Вот с того дня и началась их дружба. Она не видела, как с этой папкой шестидесятилетний старик бежал по коридору между корпусами. Не видела, как он прорывался к ректору университета, без очереди и без записи. Не видела, как горели его щёки, когда он положил ректору на стол эту папку: «Она пишет, понимаете? Она всю жизнь пишет! Она уже публикуется! Её читают. Эта девочка – талант, самородок. Если не ей учиться на нашем факультете, то кому?» Она не видела, как ректор взял список студентов, зачисленных на бюджетное отделение факультета филологии и русской словесности, и своей рукой переписал её из списка заочников в список очников. Не видела, как заключался между этими пожилыми мужчинами негласное немое соглашение, одними глазами: «Она действительно такая, как ты говоришь? Она будет учиться? Она достойна?» Не видела, как решительно и твёрдо смотрел Лев Ильич на ректора, и как много было в его глазах благодарности, когда ректор сказал: «Скажи ей, она зачислена».

Она даже не видела, как он вбежал обратно в зал приёмной комиссии. По её щекам текли слёзы, и она вообще не понимала, где находится и сколько уже тут сидит. Он вбежал, сел рядом на краешек стула, положил перед ней бесценную папку, повернул её к себе за плечи: «Послушай меня. Ты зачислена, ты будешь учиться». Она, наверное, не сразу поняла, что происходит, да и никто на её месте не понял бы. «Я всё решил. Я показал ректору твои публикации. Ты будешь учиться, слышишь?» Она во все глаза смотрела на этого странного, взъерошенного, счастливого, взволнованного старика, который держал её за плечи и повторял ей какие-то нереальные слова. «Буду?
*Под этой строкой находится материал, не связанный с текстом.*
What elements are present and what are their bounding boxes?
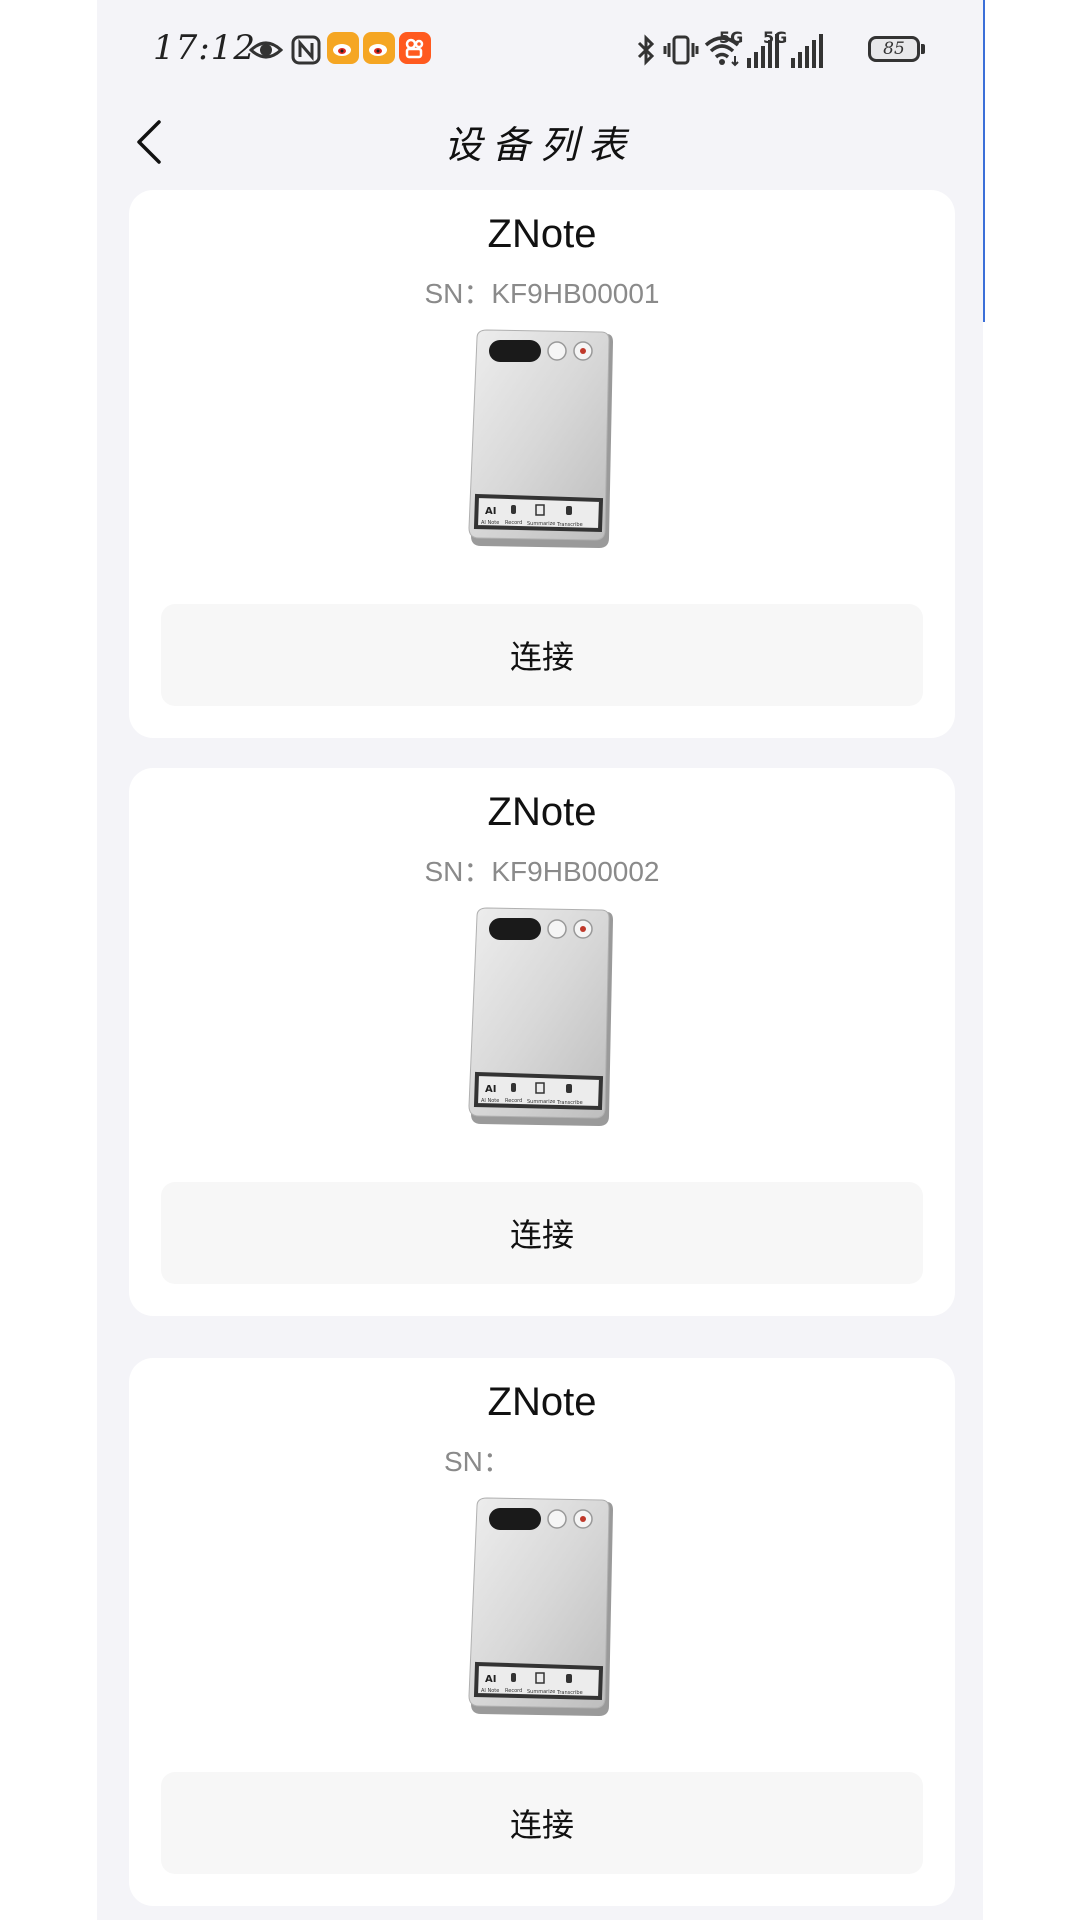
device-name: ZNote [487,790,597,834]
nfc-icon [291,35,321,65]
device-image: AI AI Note Record Summarize Transcribe [468,1497,613,1716]
device-card: ZNote SN：KF9HB00002 AI AI Note Record Su… [129,768,955,1316]
connect-button[interactable]: 连接 [161,1772,923,1874]
network-type-label: 5G [763,28,788,47]
kuaishou-icon [399,32,431,64]
signal-icon [791,32,825,68]
panel-label: AI Note [481,1098,499,1104]
device-image: AI AI Note Record Summarize Transcribe [468,907,613,1126]
battery-tip [921,44,925,54]
svg-text:AI: AI [485,1084,496,1095]
device-serial-number: SN：KF9HB00001 [424,278,660,309]
page-title: 设备列表 [443,123,636,167]
device-name: ZNote [487,1380,597,1424]
panel-label: Summarize [527,1099,555,1105]
device-name: ZNote [487,212,597,256]
network-type-label: 5G [719,28,744,47]
bluetooth-icon [637,34,655,66]
device-serial-number: SN： [444,1446,511,1477]
device-card: ZNote SN：KF9HB00001 AI AI Note Record Su… [129,190,955,738]
device-image: AI AI Note Record Summarize Transcribe [468,329,613,548]
vibrate-icon [663,35,699,65]
panel-label: Transcribe [556,1100,583,1106]
eye-icon [249,41,283,59]
weibo-icon [327,32,359,64]
weibo-icon [363,32,395,64]
panel-label: AI Note [481,520,499,526]
panel-label: AI Note [481,1688,499,1694]
svg-text:AI: AI [485,506,496,517]
battery-level: 85 [883,39,905,59]
panel-label: Record [505,1098,522,1104]
panel-label: Record [505,1688,522,1694]
status-bar: 17:12 5G 5G 85 [97,0,983,100]
connect-button[interactable]: 连接 [161,1182,923,1284]
panel-label: Summarize [527,1689,555,1695]
panel-label: Summarize [527,521,555,527]
status-time: 17:12 [153,28,256,68]
edge-accent-line [983,0,985,322]
battery-icon: 85 [868,36,920,62]
svg-text:AI: AI [485,1674,496,1685]
phone-screen: 17:12 5G 5G 85 设备列表 ZNote SN：KF9HB00001 … [97,0,983,1920]
panel-label: Record [505,520,522,526]
connect-button[interactable]: 连接 [161,604,923,706]
panel-label: Transcribe [556,1690,583,1696]
navigation-header: 设备列表 [97,100,983,188]
device-serial-number: SN：KF9HB00002 [424,856,660,887]
panel-label: Transcribe [556,522,583,528]
device-card: ZNote SN： AI AI Note Record Summarize Tr… [129,1358,955,1906]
Бесплатно? Очно?» – наконец-то она начинала понимать ситуацию. А он всё пересказывал ей свой разговор с ректором снова и снова. А она продолжала плакать, но уже от радости и благодарности.

В этот момент она обожала этого забавного старика. Всё его лицо было в глубоких морщинах. По этим морщинам можно было понять, какой добрый он человек и как часто он улыбается. У него была густая рыжая борода. И очень густые рыжие брови. А под этими бровями горели большие глаза – живые, жаркие, такие неподходящие для этого сухого, морщинистого лица. Глазам было не больше двадцати, а лицо соответствовало тому возрасту, который никак не укладывался у неё в голове. 60 лет, подумать только, бывает же с людьми такое!
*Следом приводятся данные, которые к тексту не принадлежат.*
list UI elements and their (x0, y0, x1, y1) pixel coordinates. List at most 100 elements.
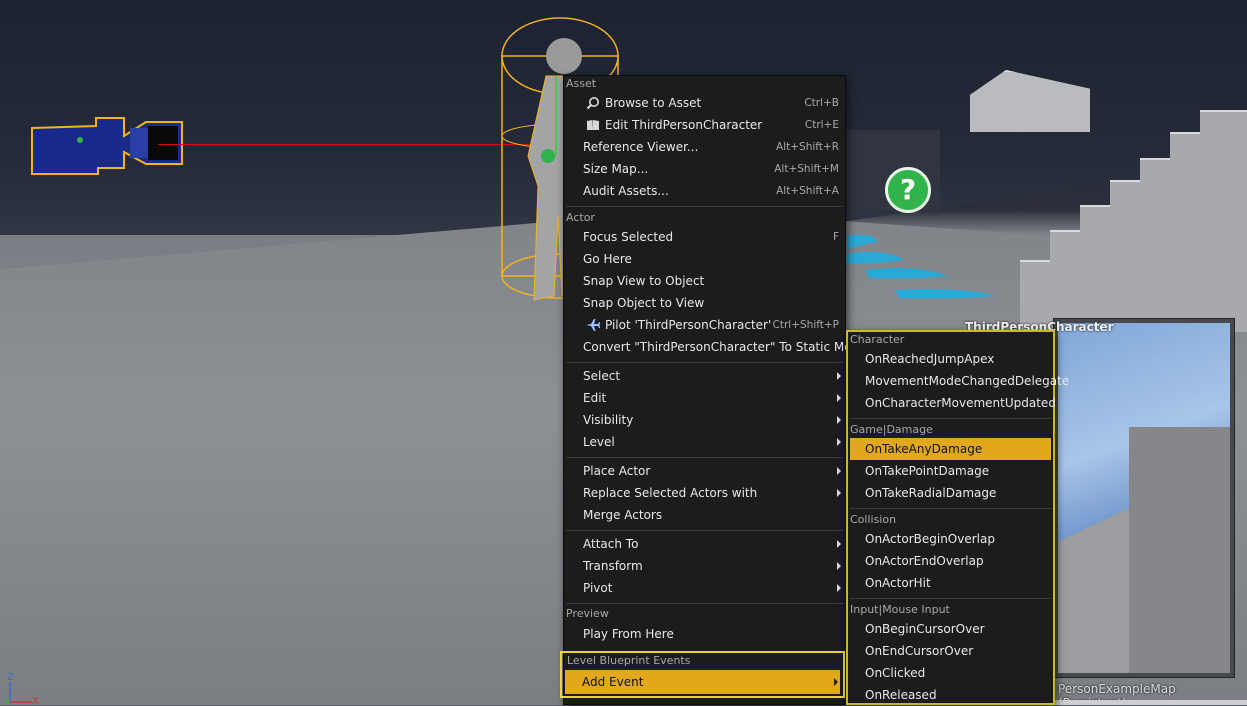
axis-y-label: Y (4, 698, 9, 705)
item-label: Edit ThirdPersonCharacter (605, 118, 763, 132)
add-event-submenu[interactable]: Add Event (565, 670, 840, 694)
menu-separator (566, 457, 843, 458)
menu-separator (566, 206, 843, 207)
section-character: Character (850, 333, 905, 346)
item-label: Transform (583, 559, 643, 573)
event-on-take-any-damage[interactable]: OnTakeAnyDamage (850, 438, 1051, 460)
section-asset: Asset (566, 77, 597, 90)
item-label: Merge Actors (583, 508, 663, 522)
item-shortcut: Ctrl+Shift+P (772, 319, 839, 331)
convert-to-static-mesh-item[interactable]: Convert "ThirdPersonCharacter" To Static… (566, 336, 865, 358)
item-label: Edit (583, 391, 607, 405)
pivot-submenu[interactable]: Pivot (566, 577, 843, 599)
chevron-right-icon (837, 562, 841, 570)
item-label: MovementModeChangedDelegate (865, 374, 1070, 388)
level-blueprint-events-group: Level Blueprint Events Add Event (560, 651, 845, 698)
book-icon (587, 120, 599, 130)
item-label: OnActorHit (865, 576, 931, 590)
item-label: Pivot (583, 581, 613, 595)
chevron-right-icon (837, 540, 841, 548)
item-label: Convert "ThirdPersonCharacter" To Static… (583, 340, 866, 354)
menu-separator (850, 418, 1051, 419)
item-label: Pilot 'ThirdPersonCharacter' (605, 318, 772, 332)
item-label: Replace Selected Actors with (583, 486, 758, 500)
event-on-end-cursor-over[interactable]: OnEndCursorOver (850, 640, 1051, 662)
question-icon[interactable]: ? (885, 167, 931, 213)
audit-assets-item[interactable]: Audit Assets... Alt+Shift+A (566, 180, 843, 202)
chevron-right-icon (837, 584, 841, 592)
focus-selected-item[interactable]: Focus Selected F (566, 226, 843, 248)
place-actor-submenu[interactable]: Place Actor (566, 460, 843, 482)
item-shortcut: Alt+Shift+M (774, 163, 839, 175)
snap-object-to-view-item[interactable]: Snap Object to View (566, 292, 843, 314)
event-on-actor-begin-overlap[interactable]: OnActorBeginOverlap (850, 528, 1051, 550)
item-label: OnTakeAnyDamage (865, 442, 983, 456)
item-label: Visibility (583, 413, 634, 427)
item-label: Audit Assets... (583, 184, 669, 198)
edit-submenu[interactable]: Edit (566, 387, 843, 409)
item-label: Select (583, 369, 621, 383)
item-label: OnTakePointDamage (865, 464, 990, 478)
chevron-right-icon (837, 489, 841, 497)
item-label: OnReleased (865, 688, 937, 702)
stair-step (1170, 132, 1247, 162)
edit-character-item[interactable]: Edit ThirdPersonCharacter Ctrl+E (566, 114, 843, 136)
select-submenu[interactable]: Select (566, 365, 843, 387)
chevron-right-icon (834, 678, 838, 686)
reference-viewer-item[interactable]: Reference Viewer... Alt+Shift+R (566, 136, 843, 158)
event-on-begin-cursor-over[interactable]: OnBeginCursorOver (850, 618, 1051, 640)
transform-submenu[interactable]: Transform (566, 555, 843, 577)
item-label: Go Here (583, 252, 632, 266)
level-submenu[interactable]: Level (566, 431, 843, 453)
chevron-right-icon (837, 372, 841, 380)
item-label: OnReachedJumpApex (865, 352, 995, 366)
event-on-character-movement-updated[interactable]: OnCharacterMovementUpdated (850, 392, 1056, 414)
attach-to-submenu[interactable]: Attach To (566, 533, 843, 555)
size-map-item[interactable]: Size Map... Alt+Shift+M (566, 158, 843, 180)
item-shortcut: Alt+Shift+A (776, 185, 839, 197)
browse-to-asset-item[interactable]: Browse to Asset Ctrl+B (566, 92, 843, 114)
item-shortcut: Ctrl+B (804, 97, 839, 109)
item-label: Level (583, 435, 615, 449)
event-on-take-radial-damage[interactable]: OnTakeRadialDamage (850, 482, 1051, 504)
section-game-damage: Game|Damage (850, 423, 933, 436)
snap-view-to-object-item[interactable]: Snap View to Object (566, 270, 843, 292)
event-movement-mode-changed[interactable]: MovementModeChangedDelegate (850, 370, 1069, 392)
menu-separator (566, 362, 843, 363)
chevron-right-icon (837, 394, 841, 402)
event-on-clicked[interactable]: OnClicked (850, 662, 1051, 684)
item-label: Snap View to Object (583, 274, 705, 288)
add-event-submenu-panel: Character OnReachedJumpApex MovementMode… (846, 330, 1069, 706)
replace-selected-submenu[interactable]: Replace Selected Actors with (566, 482, 843, 504)
event-on-released[interactable]: OnReleased (850, 684, 1051, 706)
visibility-submenu[interactable]: Visibility (566, 409, 843, 431)
event-on-actor-hit[interactable]: OnActorHit (850, 572, 1051, 594)
camera-preview-panel[interactable] (1053, 318, 1235, 678)
item-label: Attach To (583, 537, 639, 551)
item-label: OnBeginCursorOver (865, 622, 985, 636)
item-label: Browse to Asset (605, 96, 702, 110)
pilot-item[interactable]: Pilot 'ThirdPersonCharacter' Ctrl+Shift+… (566, 314, 843, 336)
chevron-right-icon (837, 416, 841, 424)
axis-gizmo: Z X Y (4, 672, 39, 705)
merge-actors-item[interactable]: Merge Actors (566, 504, 843, 526)
item-label: Size Map... (583, 162, 649, 176)
chevron-right-icon (837, 438, 841, 446)
item-shortcut: Alt+Shift+R (776, 141, 839, 153)
event-on-take-point-damage[interactable]: OnTakePointDamage (850, 460, 1051, 482)
section-level-blueprint-events: Level Blueprint Events (567, 654, 691, 667)
play-from-here-item[interactable]: Play From Here (566, 623, 843, 645)
menu-separator (850, 598, 1051, 599)
nav-path-decal (845, 234, 997, 299)
event-on-actor-end-overlap[interactable]: OnActorEndOverlap (850, 550, 1051, 572)
item-label: OnClicked (865, 666, 926, 680)
menu-separator (850, 508, 1051, 509)
item-label: OnActorEndOverlap (865, 554, 984, 568)
section-actor: Actor (566, 211, 595, 224)
airplane-icon (586, 319, 600, 331)
chevron-right-icon (837, 467, 841, 475)
event-on-reached-jump-apex[interactable]: OnReachedJumpApex (850, 348, 1051, 370)
item-shortcut: F (832, 231, 839, 243)
stair-step (1050, 230, 1247, 264)
go-here-item[interactable]: Go Here (566, 248, 843, 270)
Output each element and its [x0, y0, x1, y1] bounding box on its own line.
С того дня они дружили, конопатая девочка-первокурсница, весёлое солнышко, и Лев Ильич, преподаватель, доктор наук, заведующий кафедрой. На парах они не встречались: на первом курсе ещё не было его дисциплин. Но она часто забегала к нему в перерывах между занятиями: выпить кофе (она обожала кофе! все «взрослые» должны обожать кофе), поделиться новостями, нарисовать мелом крохотную ромашку на доске в его кабинете. Вместе с ней в его мрачный кабинет влетала юность: смех, шутки, сплетни, страсти. Он любовался её веснушками, ситцевыми платьишками, тонкими руками, взъерошенными волосами. Она была как неуклюжий воробышек. Но самое главное, чем он любовался, была её искренность: она была настоящей, и каждый свой день жила как единственный.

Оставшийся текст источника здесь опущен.